Question

If a neutrino interacted with a quark every time their separation was within the ${\mathbf{10}}^{\mathbf{-}\mathbf{18}}\mathbf{\text{\hspace{0.17em}m}}$ range generally accepted for the weak force, then the cross-section of a neutron or proton “seen” by a neutrino would be on the order of ${\mathbf{10}}^{\mathbf{-}\mathbf{36}}{\mathbf{\text{\hspace{0.17em}m}}}^{\mathbf{2}}$. Even at such separation, however the probability of interactions is quite small. The nucleon appears to have an effective cross-section of only about ${\mathbf{10}}^{\mathbf{-}\mathbf{48}}{\mathbf{\text{\hspace{0.17em}m}}}^{\mathbf{2}}$.
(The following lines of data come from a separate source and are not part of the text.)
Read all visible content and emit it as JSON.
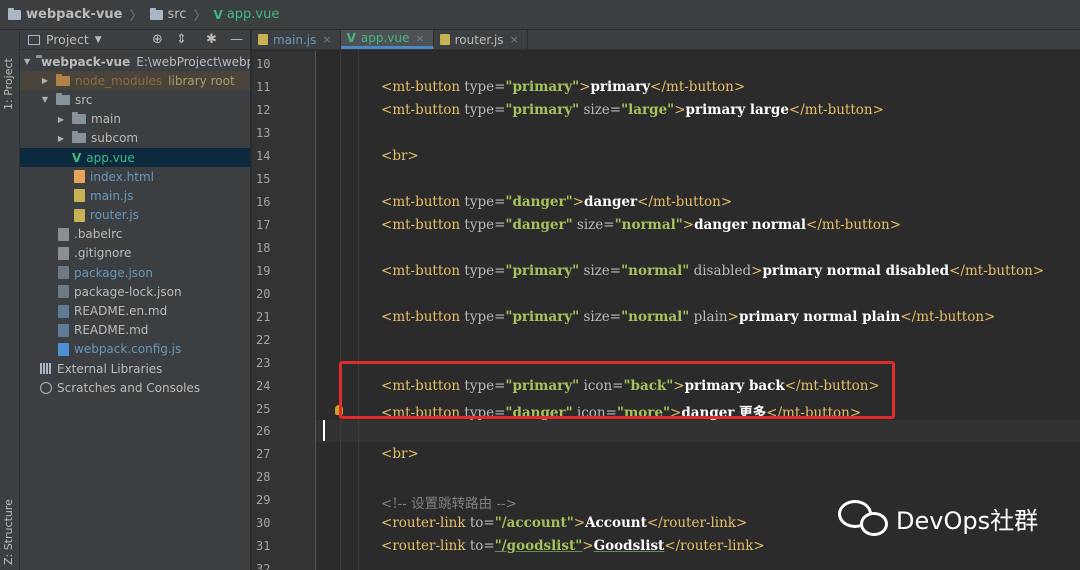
{
  "breadcrumb": {
    "project": "webpack-vue",
    "folder": "src",
    "file": "app.vue"
  },
  "left_strip": {
    "project_tab": "1: Project",
    "structure_tab": "Z: Structure"
  },
  "project_panel": {
    "title": "Project",
    "tree": [
      {
        "label": "webpack-vue",
        "extra": "E:\\webProject\\webpa",
        "type": "root"
      },
      {
        "label": "node_modules",
        "extra": "library root",
        "type": "folder-collapsed"
      },
      {
        "label": "src",
        "type": "folder-open"
      },
      {
        "label": "main",
        "type": "folder-collapsed"
      },
      {
        "label": "subcom",
        "type": "folder-collapsed"
      },
      {
        "label": "app.vue",
        "type": "vue"
      },
      {
        "label": "index.html",
        "type": "html"
      },
      {
        "label": "main.js",
        "type": "js"
      },
      {
        "label": "router.js",
        "type": "js"
      },
      {
        "label": ".babelrc",
        "type": "txt"
      },
      {
        "label": ".gitignore",
        "type": "txt"
      },
      {
        "label": "package.json",
        "type": "json"
      },
      {
        "label": "package-lock.json",
        "type": "json"
      },
      {
        "label": "README.en.md",
        "type": "md"
      },
      {
        "label": "README.md",
        "type": "md"
      },
      {
        "label": "webpack.config.js",
        "type": "webpack"
      },
      {
        "label": "External Libraries",
        "type": "lib"
      },
      {
        "label": "Scratches and Consoles",
        "type": "scratch"
      }
    ]
  },
  "tabs": [
    {
      "label": "main.js",
      "active": false
    },
    {
      "label": "app.vue",
      "active": true
    },
    {
      "label": "router.js",
      "active": false
    }
  ],
  "editor": {
    "line_numbers": [
      "10",
      "11",
      "12",
      "13",
      "14",
      "15",
      "16",
      "17",
      "18",
      "19",
      "20",
      "21",
      "22",
      "23",
      "24",
      "25",
      "26",
      "27",
      "28",
      "29",
      "30",
      "31",
      "32"
    ],
    "code": {
      "l11": {
        "tag": "mt-button",
        "type_attr": "type=",
        "type_val": "\"primary\"",
        "text": "primary"
      },
      "l12": {
        "tag": "mt-button",
        "type_attr": "type=",
        "type_val": "\"primary\"",
        "size_attr": "size=",
        "size_val": "\"large\"",
        "text": "primary large"
      },
      "l14": {
        "tag": "br"
      },
      "l16": {
        "tag": "mt-button",
        "type_attr": "type=",
        "type_val": "\"danger\"",
        "text": "danger"
      },
      "l17": {
        "tag": "mt-button",
        "type_attr": "type=",
        "type_val": "\"danger\"",
        "size_attr": "size=",
        "size_val": "\"normal\"",
        "text": "danger normal"
      },
      "l19": {
        "tag": "mt-button",
        "type_attr": "type=",
        "type_val": "\"primary\"",
        "size_attr": "size=",
        "size_val": "\"normal\"",
        "flag": "disabled",
        "text": "primary normal disabled"
      },
      "l21": {
        "tag": "mt-button",
        "type_attr": "type=",
        "type_val": "\"primary\"",
        "size_attr": "size=",
        "size_val": "\"normal\"",
        "flag": "plain",
        "text": "primary normal plain"
      },
      "l24": {
        "tag": "mt-button",
        "type_attr": "type=",
        "type_val": "\"primary\"",
        "icon_attr": "icon=",
        "icon_val": "\"back\"",
        "text": "primary back"
      },
      "l25": {
        "tag": "mt-button",
        "type_attr": "type=",
        "type_val": "\"danger\"",
        "icon_attr": "icon=",
        "icon_val": "\"more\"",
        "text": "danger 更多"
      },
      "l27": {
        "tag": "br"
      },
      "l29": {
        "comment": "<!-- 设置跳转路由 -->"
      },
      "l30": {
        "tag": "router-link",
        "to_attr": "to=",
        "to_val": "\"/account\"",
        "text": "Account"
      },
      "l31": {
        "tag": "router-link",
        "to_attr": "to=",
        "to_val": "\"/goodslist\"",
        "text": "Goodslist"
      }
    }
  },
  "watermark": {
    "text": "DevOps社群"
  },
  "colors": {
    "annotation": "#e02c2c",
    "tag": "#e8bf6a",
    "string": "#a5c25c",
    "vue": "#41b883"
  }
}
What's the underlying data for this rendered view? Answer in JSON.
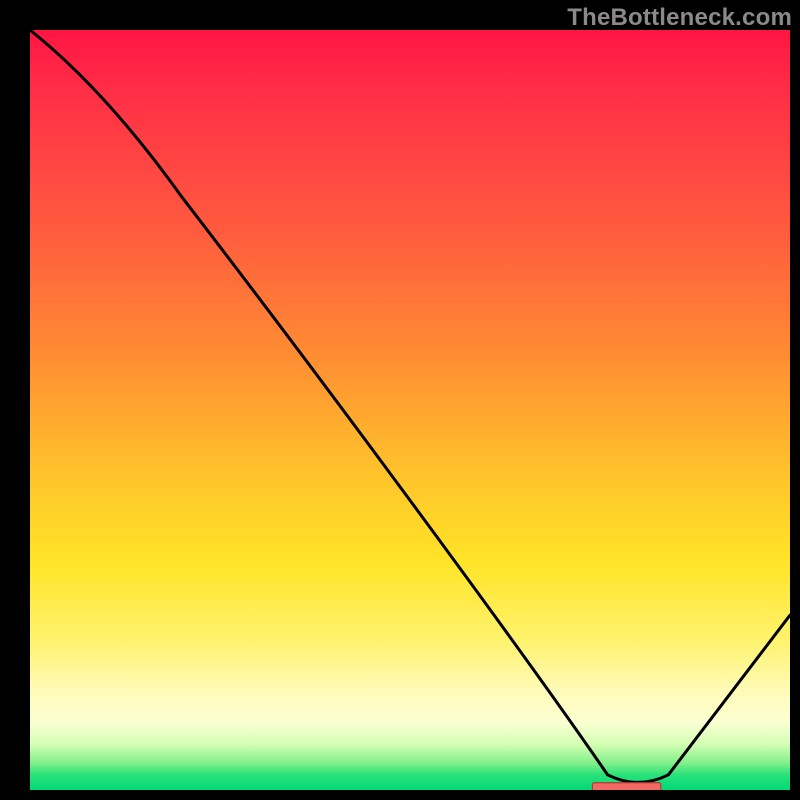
{
  "watermark": "TheBottleneck.com",
  "colors": {
    "bg": "#000000",
    "gradient_top": "#ff1544",
    "gradient_mid": "#ffe427",
    "gradient_bottom": "#00d977",
    "curve_stroke": "#000000",
    "marker_fill": "#f26a63",
    "marker_stroke": "#b03a34"
  },
  "chart_data": {
    "type": "line",
    "title": "",
    "xlabel": "",
    "ylabel": "",
    "xlim": [
      0,
      100
    ],
    "ylim": [
      0,
      100
    ],
    "x": [
      0,
      20,
      80,
      100
    ],
    "values": [
      100,
      78,
      0,
      23
    ],
    "annotations": [
      {
        "kind": "optimum-marker",
        "x_range": [
          74,
          83
        ],
        "y": 0.3
      }
    ],
    "notes": "Gradient background encodes severity (red=high at top, green=low at bottom). Black curve starts at top-left, has a slope break near x≈20, descends to a minimum near x≈80, then rises. Small red rectangle marks the optimum band near the minimum."
  }
}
(a) About how many nucleons are there in a column through the earth’s center of 1 m² cross-sectional area?

(b) what is the probability that a given neutrino passing through space and encountering earth will actually “hit”?

Short answer

(a) The resultant answer is$4\times {10}^{37}$nucleons/m^2.

(b) The probability is $4\times {10}^{-11}$.

Step-by-step solution

Given data

Cross-sectional area $=1{\text{\hspace{0.17em}m}}^2$.

Concept of Density

Density: mass of a unit volume of a material substance.

The formula for density is $\mathbf{d}\mathbf{=}\mathbf{M}\mathbf{/}\mathbf{V}$ ,

where $\mathbf{d}$ is density, $\mathbf{M}$ is mass, and $\mathbf{V}$ is volume.

Density is commonly expressed in units of grams per cubic centimeter.

Calculate the volume 

(a)

Substitute $5.98\times {10}^{24}\text{kg}$for $M_E$and $6.37\times {10}^6\text{m}$ for $R_E$ as:

$\begin{array}{l}{\mathrm{\rho }}_{\mathrm{E}}=\frac{(5.98\times {10}^{24}\text{\hspace{0.17em}kg})}{\frac{4}{3}\mathrm{\pi }{(6.37\times {10}^6\text{\hspace{0.17em}m})}^3}\\ {\mathrm{\rho }}_{\mathrm{E}}=5.5\times {10}^3{\text{\hspace{0.17em}kg/m}}^{\text{3}}\end{array}$

Thus, the density of Earth in $5.5\times {10}^3\text{kg}/{\text{m}}^3$.

Now calculate the volume of this 1 square meter of the earth all across the center as:

$\begin{array}{l}\left(2{\mathrm{R}}_{\mathrm{E}}\right)(1{\text{\hspace{0.17em}m}}^3)=2(6.37\times {10}^6\text{\hspace{0.17em}m})\left(1{\text{\hspace{0.17em}m}}^2\right)\\ \left(2{\mathrm{R}}_{\mathrm{E}}\right)(1{\text{m}}^3)=1.27\times {10}^7{\text{\hspace{0.17em}m}}^3\end{array}$

Then let us calculate the mass of this bit of Earth, with Earth's density $5.5\times {10}^3\text{kg}/{\text{m}}^3$ and assume all the mass is contributed by nucleons of mass $1.67\times {10}^{-27}\text{kg}$.

$\begin{array}{l}=\frac{1.28\times {10}^7{\text{\hspace{0.17em}m}}^3\times 5.5\times {10}^3\text{\hspace{0.17em}kg}/{\text{m}}^3}{1.67\times {10}^{-27}\text{\hspace{0.17em}kg}}\\ =4\times {10}^{37}{\text{\hspace{0.17em}nucleons/m}}^{\text{2}}\end{array}$

Thus, there would be around $4\times {10}^{37}$ nucleons/m².

Simplify the expression

(b)

The probability is the multiple of effective area and number of nucleons can be calculated as:

$\begin{array}{l}=(4\times {10}^{37})\left({10}^{-48}\right)\\ =4\times {10}^{-11}\end{array}$

Thus, the probability is $4\times {10}^{-11}$.